When he drew, Lachaise often essayed the same composition again and again, seeking ever more interesting ways to present his theme. This practice can be seen by comparing the present drawings to Female Nude, Metropolitan Museum of Art, no. 2006.31.34; (3) Female Nude, Fogg Museum, Harvard Art Museums, no. 1995.183; (4) and Female Nude, Princeton University Art Museum, no. x1984-109. (5)
Virginia Budny, author of the forthcoming catalogue raisonné sponsored by the Lachaise Foundation
(1) Marsden Hartley, "Thinking of Gaston Lachaise," Twice a Year, nos. 3-4 (Fall-Winter 1939/ Spring-Summer 1940), p. 260.
(2) Interview with Lachaise, New York Herald-Tribune (New York, N.Y.), January 14, 1935, p. 7.
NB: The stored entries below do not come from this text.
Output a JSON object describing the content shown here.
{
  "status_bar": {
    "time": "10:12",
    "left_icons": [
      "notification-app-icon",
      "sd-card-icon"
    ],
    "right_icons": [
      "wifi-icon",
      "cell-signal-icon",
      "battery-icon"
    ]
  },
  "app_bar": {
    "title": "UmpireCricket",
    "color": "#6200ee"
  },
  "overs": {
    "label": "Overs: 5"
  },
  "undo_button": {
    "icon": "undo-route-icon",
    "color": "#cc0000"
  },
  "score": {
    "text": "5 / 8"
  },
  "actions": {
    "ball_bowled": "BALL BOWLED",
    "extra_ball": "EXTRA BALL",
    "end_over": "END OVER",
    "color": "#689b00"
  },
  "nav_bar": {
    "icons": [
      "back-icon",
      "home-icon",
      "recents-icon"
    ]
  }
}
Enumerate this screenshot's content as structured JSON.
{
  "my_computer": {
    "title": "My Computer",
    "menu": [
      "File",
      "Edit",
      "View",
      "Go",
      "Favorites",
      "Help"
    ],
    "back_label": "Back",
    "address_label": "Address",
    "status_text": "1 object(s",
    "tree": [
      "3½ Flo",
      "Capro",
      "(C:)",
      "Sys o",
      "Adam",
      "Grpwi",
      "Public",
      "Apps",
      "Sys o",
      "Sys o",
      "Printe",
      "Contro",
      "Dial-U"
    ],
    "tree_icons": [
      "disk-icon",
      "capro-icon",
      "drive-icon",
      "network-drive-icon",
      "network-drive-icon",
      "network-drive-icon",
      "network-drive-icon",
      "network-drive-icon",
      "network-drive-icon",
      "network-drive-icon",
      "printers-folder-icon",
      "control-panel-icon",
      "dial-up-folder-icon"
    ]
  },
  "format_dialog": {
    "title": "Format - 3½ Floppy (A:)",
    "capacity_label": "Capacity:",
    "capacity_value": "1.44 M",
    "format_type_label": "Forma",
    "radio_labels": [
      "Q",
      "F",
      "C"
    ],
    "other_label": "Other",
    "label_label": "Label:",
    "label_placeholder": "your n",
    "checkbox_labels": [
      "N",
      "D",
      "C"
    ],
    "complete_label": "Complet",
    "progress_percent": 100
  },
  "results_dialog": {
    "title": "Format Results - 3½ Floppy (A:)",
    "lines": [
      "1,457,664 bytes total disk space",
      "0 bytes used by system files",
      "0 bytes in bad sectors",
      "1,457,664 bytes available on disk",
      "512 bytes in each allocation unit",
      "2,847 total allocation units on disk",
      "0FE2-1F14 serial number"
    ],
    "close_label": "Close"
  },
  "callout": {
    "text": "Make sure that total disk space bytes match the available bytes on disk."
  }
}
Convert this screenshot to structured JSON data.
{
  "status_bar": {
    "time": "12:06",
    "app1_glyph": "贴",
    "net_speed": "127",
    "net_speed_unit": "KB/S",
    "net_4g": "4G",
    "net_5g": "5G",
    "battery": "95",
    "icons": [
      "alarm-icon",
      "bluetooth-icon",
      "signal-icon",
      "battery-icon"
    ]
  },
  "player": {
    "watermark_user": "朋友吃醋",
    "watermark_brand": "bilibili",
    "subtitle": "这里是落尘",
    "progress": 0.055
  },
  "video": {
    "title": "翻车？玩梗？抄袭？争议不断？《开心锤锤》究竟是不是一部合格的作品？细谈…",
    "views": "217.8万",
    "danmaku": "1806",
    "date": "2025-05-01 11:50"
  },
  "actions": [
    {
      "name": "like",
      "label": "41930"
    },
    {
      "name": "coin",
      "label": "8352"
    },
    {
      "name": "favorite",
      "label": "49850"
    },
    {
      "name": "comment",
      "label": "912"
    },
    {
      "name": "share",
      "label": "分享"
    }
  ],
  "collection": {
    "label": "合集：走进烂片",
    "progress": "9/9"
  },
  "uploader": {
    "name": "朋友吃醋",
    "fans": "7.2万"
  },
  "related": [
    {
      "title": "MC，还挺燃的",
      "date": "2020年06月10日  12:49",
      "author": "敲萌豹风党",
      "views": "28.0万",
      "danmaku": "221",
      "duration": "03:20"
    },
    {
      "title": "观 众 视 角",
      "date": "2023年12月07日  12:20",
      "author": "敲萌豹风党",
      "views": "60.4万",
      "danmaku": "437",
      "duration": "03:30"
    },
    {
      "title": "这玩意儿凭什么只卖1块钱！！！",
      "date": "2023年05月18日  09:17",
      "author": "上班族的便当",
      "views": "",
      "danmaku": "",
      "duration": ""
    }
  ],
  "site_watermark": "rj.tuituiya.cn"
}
(3) Lisa Mintz Messinger in Abstract Expressionism and Other Modern Works: The Muriel Kallis Steinberg Newman Collection in The Metropolitan Museum of Art, exhibition catalogue, New York: Metropolitan Museum of Art, 2007, pp. 37-40, no. 10, illustrated.
(4) Jeanne L. Wasserman, Three American Sculptors and the Female Nude: Lachaise, Nademan, Archipenko, exhibition catalogue, Cambridge, MA: Fogg Art Museum, pp. 44, 45, no. 24, illustrated.
(5) "Acquisitions of the Art Museum 1984," Record of the Art Museum, Princeton University, vol. 44, no. 1 (1985), pp. 33, 35, illustrated.